Ryan Harrison (above) showed maturity beyond his years against Sergiy Stakhovsky, but squandered three match points in a fifth-set tiebreaker. (AP)
I feel a bit icky just thinking this, much less writing it. So keep this between us, please. But I’ve been thinking about Ryan Harrison today and the indelicate topic of money. You know they hold promotions whereby a lucky fan has a chance to hit a million dollar shot? As I see it, Ryan Harrison had that chance the other day. And, sadly, he missed it.
You’ll recall that on Friday, Harrison, the 18-year-old American, played a wonderful second-round match against Sergiy Stakhovsky, covering the court like a tarp, showing maturity that betrayed his true age. The Grandstand was rocking. ESPN cut in live. The hype machine was already revving. With Andy Roddick crashing out the night before, American tennis fans were particularly eager for a new prospect.

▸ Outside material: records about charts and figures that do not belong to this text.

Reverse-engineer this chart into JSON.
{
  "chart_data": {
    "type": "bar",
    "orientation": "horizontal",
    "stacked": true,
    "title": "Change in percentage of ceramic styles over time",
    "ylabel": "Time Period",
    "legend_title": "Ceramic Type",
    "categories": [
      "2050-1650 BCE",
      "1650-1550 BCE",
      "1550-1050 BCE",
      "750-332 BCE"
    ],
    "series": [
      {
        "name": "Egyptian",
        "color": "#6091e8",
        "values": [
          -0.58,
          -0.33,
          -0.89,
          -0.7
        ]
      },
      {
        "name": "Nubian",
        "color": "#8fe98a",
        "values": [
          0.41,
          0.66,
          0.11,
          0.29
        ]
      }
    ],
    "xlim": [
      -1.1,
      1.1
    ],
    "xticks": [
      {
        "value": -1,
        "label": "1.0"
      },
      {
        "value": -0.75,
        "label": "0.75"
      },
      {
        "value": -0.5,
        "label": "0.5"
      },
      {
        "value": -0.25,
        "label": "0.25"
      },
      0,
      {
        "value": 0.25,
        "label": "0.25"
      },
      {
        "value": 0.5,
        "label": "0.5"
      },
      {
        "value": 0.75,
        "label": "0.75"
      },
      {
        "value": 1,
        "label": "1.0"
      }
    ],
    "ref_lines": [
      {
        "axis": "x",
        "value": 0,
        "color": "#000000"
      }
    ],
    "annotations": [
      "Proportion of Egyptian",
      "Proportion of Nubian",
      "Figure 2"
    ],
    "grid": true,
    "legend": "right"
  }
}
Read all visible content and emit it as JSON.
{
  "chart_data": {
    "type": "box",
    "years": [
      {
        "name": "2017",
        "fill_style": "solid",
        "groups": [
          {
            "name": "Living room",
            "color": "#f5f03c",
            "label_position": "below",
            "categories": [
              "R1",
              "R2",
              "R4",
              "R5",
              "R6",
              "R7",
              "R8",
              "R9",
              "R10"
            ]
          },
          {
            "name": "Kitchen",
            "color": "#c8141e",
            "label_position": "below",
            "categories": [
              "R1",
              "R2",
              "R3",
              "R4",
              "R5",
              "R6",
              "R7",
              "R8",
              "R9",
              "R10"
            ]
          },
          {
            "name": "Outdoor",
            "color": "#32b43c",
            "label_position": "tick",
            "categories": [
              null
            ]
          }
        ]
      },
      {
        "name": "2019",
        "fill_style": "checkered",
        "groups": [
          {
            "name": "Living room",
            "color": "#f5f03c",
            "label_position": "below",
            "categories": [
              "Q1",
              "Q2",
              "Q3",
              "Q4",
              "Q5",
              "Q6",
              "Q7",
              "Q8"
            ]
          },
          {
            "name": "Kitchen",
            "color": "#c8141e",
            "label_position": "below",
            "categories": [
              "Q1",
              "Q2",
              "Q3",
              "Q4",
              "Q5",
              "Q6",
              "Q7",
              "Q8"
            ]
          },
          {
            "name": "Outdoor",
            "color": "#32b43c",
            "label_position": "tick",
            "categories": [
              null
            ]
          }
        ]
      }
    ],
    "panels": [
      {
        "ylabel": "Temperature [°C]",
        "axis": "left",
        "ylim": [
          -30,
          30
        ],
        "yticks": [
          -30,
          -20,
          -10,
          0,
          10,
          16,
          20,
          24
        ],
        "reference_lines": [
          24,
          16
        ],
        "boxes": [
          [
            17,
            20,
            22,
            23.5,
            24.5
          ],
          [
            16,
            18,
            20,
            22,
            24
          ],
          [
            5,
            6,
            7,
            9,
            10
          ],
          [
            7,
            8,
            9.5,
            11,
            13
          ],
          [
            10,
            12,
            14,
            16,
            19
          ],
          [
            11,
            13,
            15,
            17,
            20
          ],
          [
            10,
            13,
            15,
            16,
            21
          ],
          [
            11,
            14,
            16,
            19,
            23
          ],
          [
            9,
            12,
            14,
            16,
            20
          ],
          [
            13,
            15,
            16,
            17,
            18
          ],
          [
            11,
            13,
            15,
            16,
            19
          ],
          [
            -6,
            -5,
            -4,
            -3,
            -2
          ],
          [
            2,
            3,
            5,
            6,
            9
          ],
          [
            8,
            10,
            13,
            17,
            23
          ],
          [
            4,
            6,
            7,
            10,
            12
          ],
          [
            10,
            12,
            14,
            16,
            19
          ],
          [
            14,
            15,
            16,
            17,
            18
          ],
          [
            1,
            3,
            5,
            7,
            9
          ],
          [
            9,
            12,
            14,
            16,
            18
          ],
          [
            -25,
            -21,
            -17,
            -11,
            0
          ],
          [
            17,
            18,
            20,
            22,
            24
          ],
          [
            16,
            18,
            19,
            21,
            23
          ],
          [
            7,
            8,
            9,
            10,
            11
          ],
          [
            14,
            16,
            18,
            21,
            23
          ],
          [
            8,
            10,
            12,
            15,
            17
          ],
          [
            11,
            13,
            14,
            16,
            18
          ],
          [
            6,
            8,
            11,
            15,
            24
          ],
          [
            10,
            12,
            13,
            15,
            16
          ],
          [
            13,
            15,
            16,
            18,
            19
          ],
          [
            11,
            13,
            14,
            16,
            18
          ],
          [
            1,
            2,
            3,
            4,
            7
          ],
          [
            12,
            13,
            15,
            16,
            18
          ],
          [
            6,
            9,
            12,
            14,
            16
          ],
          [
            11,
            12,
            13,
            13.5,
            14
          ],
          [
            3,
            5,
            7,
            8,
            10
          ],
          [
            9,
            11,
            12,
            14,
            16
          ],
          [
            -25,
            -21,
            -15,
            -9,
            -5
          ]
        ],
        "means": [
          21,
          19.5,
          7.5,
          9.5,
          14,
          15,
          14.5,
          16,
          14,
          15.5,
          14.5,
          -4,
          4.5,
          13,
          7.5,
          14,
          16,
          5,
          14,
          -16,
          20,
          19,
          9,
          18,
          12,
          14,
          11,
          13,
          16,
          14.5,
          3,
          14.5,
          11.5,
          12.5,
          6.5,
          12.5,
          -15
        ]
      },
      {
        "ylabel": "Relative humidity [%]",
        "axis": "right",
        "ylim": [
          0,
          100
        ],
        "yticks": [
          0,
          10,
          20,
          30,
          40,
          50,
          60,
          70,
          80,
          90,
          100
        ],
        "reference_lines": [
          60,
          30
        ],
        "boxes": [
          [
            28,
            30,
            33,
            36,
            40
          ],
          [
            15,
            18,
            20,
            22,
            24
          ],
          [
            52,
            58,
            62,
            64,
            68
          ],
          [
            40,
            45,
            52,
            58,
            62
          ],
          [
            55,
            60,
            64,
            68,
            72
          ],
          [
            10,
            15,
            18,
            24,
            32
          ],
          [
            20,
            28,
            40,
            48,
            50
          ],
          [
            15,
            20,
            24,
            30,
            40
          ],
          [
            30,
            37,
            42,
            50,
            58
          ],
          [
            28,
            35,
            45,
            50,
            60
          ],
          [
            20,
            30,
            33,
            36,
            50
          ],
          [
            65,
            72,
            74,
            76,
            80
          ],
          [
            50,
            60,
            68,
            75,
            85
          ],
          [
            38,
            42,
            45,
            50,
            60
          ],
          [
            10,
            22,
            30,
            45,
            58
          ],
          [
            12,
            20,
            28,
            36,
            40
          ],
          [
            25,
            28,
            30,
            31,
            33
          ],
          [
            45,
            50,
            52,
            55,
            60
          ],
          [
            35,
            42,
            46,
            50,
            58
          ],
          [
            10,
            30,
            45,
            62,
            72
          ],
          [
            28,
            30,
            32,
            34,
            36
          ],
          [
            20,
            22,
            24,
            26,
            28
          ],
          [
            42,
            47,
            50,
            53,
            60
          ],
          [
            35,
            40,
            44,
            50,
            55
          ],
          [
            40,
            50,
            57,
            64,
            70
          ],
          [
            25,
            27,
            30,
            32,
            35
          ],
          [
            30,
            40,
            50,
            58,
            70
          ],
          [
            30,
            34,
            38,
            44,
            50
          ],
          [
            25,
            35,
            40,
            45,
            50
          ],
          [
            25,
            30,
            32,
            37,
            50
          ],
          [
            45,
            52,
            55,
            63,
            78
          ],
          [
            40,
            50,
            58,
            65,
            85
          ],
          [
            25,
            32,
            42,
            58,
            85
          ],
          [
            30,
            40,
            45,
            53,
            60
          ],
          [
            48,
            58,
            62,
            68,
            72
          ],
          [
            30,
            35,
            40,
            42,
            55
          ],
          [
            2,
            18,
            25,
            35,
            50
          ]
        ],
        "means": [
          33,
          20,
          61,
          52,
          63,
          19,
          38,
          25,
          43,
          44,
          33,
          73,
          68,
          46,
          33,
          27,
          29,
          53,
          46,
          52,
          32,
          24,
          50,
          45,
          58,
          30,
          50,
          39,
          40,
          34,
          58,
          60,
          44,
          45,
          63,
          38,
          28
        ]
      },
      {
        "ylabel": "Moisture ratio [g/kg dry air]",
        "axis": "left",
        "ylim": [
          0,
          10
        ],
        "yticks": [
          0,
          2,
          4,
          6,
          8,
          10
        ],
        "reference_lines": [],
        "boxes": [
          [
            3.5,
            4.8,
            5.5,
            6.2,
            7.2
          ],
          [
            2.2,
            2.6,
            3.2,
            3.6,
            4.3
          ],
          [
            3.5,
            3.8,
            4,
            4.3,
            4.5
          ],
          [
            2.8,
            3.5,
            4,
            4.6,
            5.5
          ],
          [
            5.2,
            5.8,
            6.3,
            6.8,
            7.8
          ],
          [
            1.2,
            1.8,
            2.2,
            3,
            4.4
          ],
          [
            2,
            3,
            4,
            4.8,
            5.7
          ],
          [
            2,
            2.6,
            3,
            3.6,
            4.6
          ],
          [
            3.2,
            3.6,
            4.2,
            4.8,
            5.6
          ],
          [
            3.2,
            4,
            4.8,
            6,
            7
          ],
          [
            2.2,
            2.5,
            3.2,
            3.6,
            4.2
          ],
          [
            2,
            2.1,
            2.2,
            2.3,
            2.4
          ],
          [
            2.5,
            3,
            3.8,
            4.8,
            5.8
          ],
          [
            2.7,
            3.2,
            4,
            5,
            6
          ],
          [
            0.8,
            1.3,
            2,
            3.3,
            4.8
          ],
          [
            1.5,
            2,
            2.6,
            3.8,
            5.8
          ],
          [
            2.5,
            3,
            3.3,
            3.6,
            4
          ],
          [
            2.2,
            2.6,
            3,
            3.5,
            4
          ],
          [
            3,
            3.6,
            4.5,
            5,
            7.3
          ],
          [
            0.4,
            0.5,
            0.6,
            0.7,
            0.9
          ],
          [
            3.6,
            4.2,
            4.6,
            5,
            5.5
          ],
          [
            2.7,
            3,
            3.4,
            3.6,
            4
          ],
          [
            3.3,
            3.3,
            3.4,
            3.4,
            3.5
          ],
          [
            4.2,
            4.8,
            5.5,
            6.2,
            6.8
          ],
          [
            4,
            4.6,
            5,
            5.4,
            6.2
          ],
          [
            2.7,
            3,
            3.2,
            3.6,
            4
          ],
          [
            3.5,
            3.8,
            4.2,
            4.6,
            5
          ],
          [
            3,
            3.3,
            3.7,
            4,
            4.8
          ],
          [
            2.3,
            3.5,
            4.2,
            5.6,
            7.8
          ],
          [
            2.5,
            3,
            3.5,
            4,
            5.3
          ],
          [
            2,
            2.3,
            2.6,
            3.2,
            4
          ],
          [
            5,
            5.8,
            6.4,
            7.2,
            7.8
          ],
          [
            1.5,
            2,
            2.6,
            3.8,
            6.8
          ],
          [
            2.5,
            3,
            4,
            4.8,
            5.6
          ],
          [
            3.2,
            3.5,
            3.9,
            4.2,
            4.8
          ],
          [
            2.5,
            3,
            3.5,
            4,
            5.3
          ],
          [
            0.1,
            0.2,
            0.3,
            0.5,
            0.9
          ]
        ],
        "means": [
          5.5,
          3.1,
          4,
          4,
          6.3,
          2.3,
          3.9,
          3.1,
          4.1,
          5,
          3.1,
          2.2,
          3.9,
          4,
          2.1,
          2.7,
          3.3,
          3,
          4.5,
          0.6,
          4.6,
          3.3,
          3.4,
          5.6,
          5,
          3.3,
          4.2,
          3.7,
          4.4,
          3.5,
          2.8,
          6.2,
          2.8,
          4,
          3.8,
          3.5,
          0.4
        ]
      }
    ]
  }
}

In a fifth-set tiebreaker, Harrison held three match points. Play with this out with me. Harrison converts one of them and he would have played today, on national weekend television, against Feliciano Lopez. You can bet the match would have been on Arthur Ashe Stadium. That’s a winnable match, and had he prevailed, Harrison would have faced Nadal in a likely night session. But even if Harrison loses, he would have spent a few hours today on weekend CBS, showing off his appealing looks, appealing game and appealing personality. Conceivably, he might have picked up enough ranking points to gain automatic entry to some fall ATP events which, held as they are on fast indoor courts, would have enabled him to keep climbing.
I asked a longtime tennis rainmaker to assess my assertion that Harrison could have come out of this event an extra million dollars to the good. “Easy,” he quickly shot back, and then admitted he’d had the same thought.
We know, of course, how this played out. Harrison failed to convert the match points. He blinked and, in a flash, he’d lost the match. One nice thing about tennis: he’ll have plenty of opportunity to build on this breakthrough, learn from his mistakes, move on, and make back whatever money he left on the table. And one nice thing about being 18: you tend not to dwell on missed opportunities, financial or otherwise.